## Science 122## Laboratory |

There is some math in this exercise. It is not as difficult as it might appear.
We need to learn to **use arithmetic in order to see relationships**.
This is a slightly more sophisticated use of numbers than counting, adding, or subtracting.

We want to explore the concept of **RATIO**, **PROPORTION** and the utility
of a graph to visualize relationship of different kinds.

**A ratio is a fraction**, the process of division of
two numbers expressed as "y" "divided" by "x". Where
y and x represent any two numbers. We write this as as y/x and read it "y over
x", or "y divided by x"

Ratios are common in everyday activities. In everyday usage we call them "rates". Ratio, rate, ration, rational, rationale are all related words. Do you see the connection?

We might want to know how many MILES PER HOUR our car is moving. We might be concerned about MILES PER GALLON as a measure of our car's fuel efficiency. We might want to know the PRICE PER POUND of ahu sashimi before we decide how much to buy. Or we might want to know the RATE of interest our bank is paying or charging.

All of these are ratios. They all represent a **CHANGE** of one kind or another.
Specifically they all designate how fast one thing is changing with respect to another.

**CHANGE** is one of our topics of interest in the physical sciences. It is
an interesting word (look it up), and likewise an interesting concept.

Early mathematicians, Aristotle among them, taught that mathematics was of no use in describing change. Today we disagree. In fact the mathematics of change is our primary mathematical tool in physical science.

If something is different now from the way it was before we say it has "changed". Qualitative changes are easy to perceive visually because our brains are "wired" to recognize movement. You may recall that Aristotle did not distinguish between motion and change, and in fact considered the movements of the planets not as change but as constancy.

We are usually aware of changes in speed because we have speedometers to measure
it, and also because changes in speed are felt as forces. We will study forces in
a later exercise. If we bought gasoline and sashimi often enough we would be aware
of **CHANGES** in these two numbers too.

It is, for example, much easier to see something which moves against a complex background than to see the same something when standing still. That's why camouflage works, and that's why we find it easier to see changes in ratios when we plot data as a graph.

Quantitatively, we can use numbers to measure change as long as we are comparing two things which can actually be measured. Physical quantities are those which can be measured. A ratio is one way of comparing two things.

A ratio can also be viewed as a scale model. For example a model ship at a scale of 1 to 10 means that everything on the model is exactly ten times smaller than on the real ship. The ratio is 1/10. One foot on the times smaller than on the real ship. The model ship is exactly one - tenth the size of the real ship.
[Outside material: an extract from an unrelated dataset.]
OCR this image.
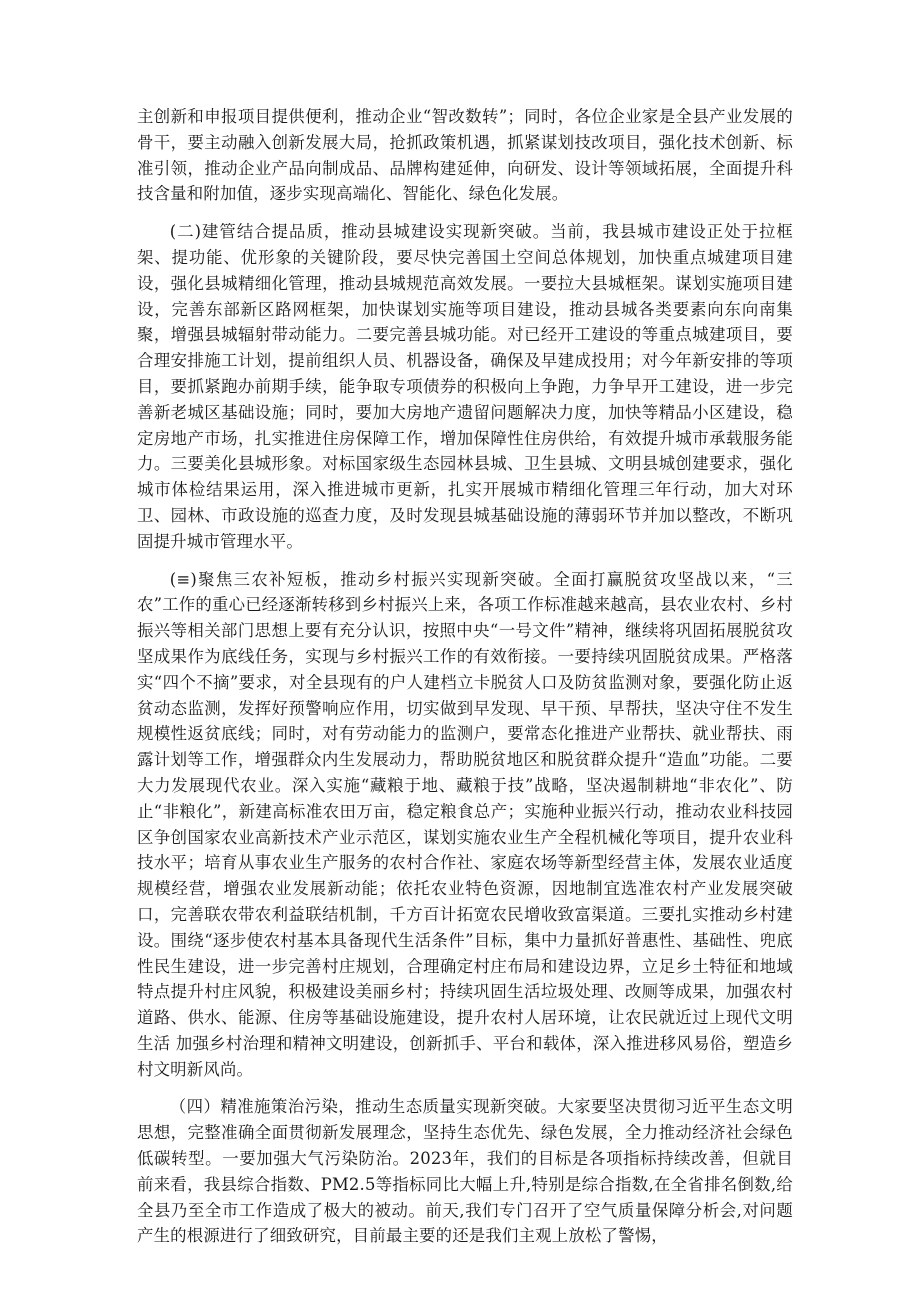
主创新和申报项目提供便利，推动企业“智改数转”；同时，各位企业家是全县产业发展的骨干，要主动融入创新发展大局，抢抓政策机遇，抓紧谋划技改项目，强化技术创新、标准引领，推动企业产品向制成品、品牌构建延伸，向研发、设计等领域拓展，全面提升科技含量和附加值，逐步实现高端化、智能化、绿色化发展。

(二)建管结合提品质，推动县城建设实现新突破。当前，我县城市建设正处于拉框架、提功能、优形象的关键阶段，要尽快完善国土空间总体规划，加快重点城建项目建设，强化县城精细化管理，推动县城规范高效发展。一要拉大县城框架。谋划实施项目建设，完善东部新区路网框架，加快谋划实施等项目建设，推动县城各类要素向东向南集聚，增强县城辐射带动能力。二要完善县城功能。对已经开工建设的等重点城建项目，要合理安排施工计划，提前组织人员、机器设备，确保及早建成投用；对今年新安排的等项目，要抓紧跑办前期手续，能争取专项债券的积极向上争跑，力争早开工建设，进一步完善新老城区基础设施；同时，要加大房地产遗留问题解决力度，加快等精品小区建设，稳定房地产市场，扎实推进住房保障工作，增加保障性住房供给，有效提升城市承载服务能力。三要美化县城形象。对标国家级生态园林县城、卫生县城、文明县城创建要求，强化城市体检结果运用，深入推进城市更新，扎实开展城市精细化管理三年行动，加大对环卫、园林、市政设施的巡查力度，及时发现县城基础设施的薄弱环节并加以整改，不断巩固提升城市管理水平。

(≡)聚焦三农补短板，推动乡村振兴实现新突破。全面打赢脱贫攻坚战以来，“三农”工作的重心已经逐渐转移到乡村振兴上来，各项工作标准越来越高，县农业农村、乡村振兴等相关部门思想上要有充分认识，按照中央“一号文件”精神，继续将巩固拓展脱贫攻坚成果作为底线任务，实现与乡村振兴工作的有效衔接。一要持续巩固脱贫成果。严格落实“四个不摘”要求，对全县现有的户人建档立卡脱贫人口及防贫监测对象，要强化防止返贫动态监测，发挥好预警响应作用，切实做到早发现、早干预、早帮扶，坚决守住不发生规模性返贫底线；同时，对有劳动能力的监测户，要常态化推进产业帮扶、就业帮扶、雨露计划等工作，增强群众内生发展动力，帮助脱贫地区和脱贫群众提升“造血”功能。二要大力发展现代农业。深入实施“藏粮于地、藏粮于技”战略，坚决遏制耕地“非农化”、防止“非粮化”，新建高标准农田万亩，稳定粮食总产；实施种业振兴行动，推动农业科技园区争创国家农业高新技术产业示范区，谋划实施农业生产全程机械化等项目，提升农业科技水平；培育从事农业生产服务的农村合作社、家庭农场等新型经营主体，发展农业适度规模经营，增强农业发展新动能；依托农业特色资源，因地制宜选准农村产业发展突破口，完善联农带农利益联结机制，千方百计拓宽农民增收致富渠道。三要扎实推动乡村建设。围绕“逐步使农村基本具备现代生活条件”目标，集中力量抓好普惠性、基础性、兜底性民生建设，进一步完善村庄规划，合理确定村庄布局和建设边界，立足乡土特征和地域特点提升村庄风貌，积极建设美丽乡村；持续巩固生活垃圾处理、改厕等成果，加强农村道路、供水、能源、住房等基础设施建设，提升农村人居环境，让农民就近过上现代文明生活 加强乡村治理和精神文明建设，创新抓手、平台和载体，深入推进移风易俗，塑造乡村文明新风尚。

（四）精准施策治污染，推动生态质量实现新突破。大家要坚决贯彻习近平生态文明思想，完整准确全面贯彻新发展理念，坚持生态优先、绿色发展，全力推动经济社会绿色低碳转型。一要加强大气污染防治。2023年，我们的目标是各项指标持续改善，但就目前来看，我县综合指数、PM2.5等指标同比大幅上升,特别是综合指数,在全省排名倒数,给全县乃至全市工作造成了极大的被动。前天,我们专门召开了空气质量保障分析会,对问题产生的根源进行了细致研究，目前最主要的还是我们主观上放松了警惕，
There is a **CONSTANT RATIO** of length between the real ship and the model
ship.

The same could be said for an object and a photograph of it, and between the photograph
and the negative. Or between a photograph and an enlargement. All demonstrate the
concept of CONSTANT **RATIO**.

Wait. You may be thinking, "Earlier he was writing about change and now all
of sudden there is this stuff about **CONSTANT RATIOS**. So which is it, constant
or change?"

OK it may seem like I strayed, but the concepts of change and constant are related because change can occur at a constant rate. Change may also occur at a changing rate, and even that can be represented and recognized graphically.

Certain types of change can be represented as a constant ratio. This will show up as a straight line on a graph if the graph is plotted the correct way. When the ratio of two quantities is constant we say there is a linear relationship between them. It also allows a way to easily see whether or not such a relationsip exists. This is a powerful technique for experiments because we can use a graph to verify or negate a suspected relationship.

If a ratio is constant, it means that the two quantities change by the same factor
so their ratio amounts to the same number. A
**CONSTANT RATIO** tells us that two things change at the same rate or are related
to one another by the same scale factor.

It is up to us to interpret the meaning and usefulness of the information.

When the ratio is not constant the data will not plot as a straight line and we may need to use other tactrics to change it into a straight line. You will do this in the final part of lab 3.

If a ratio is changing, we find it useful to concern ourselves with how fast it is changing.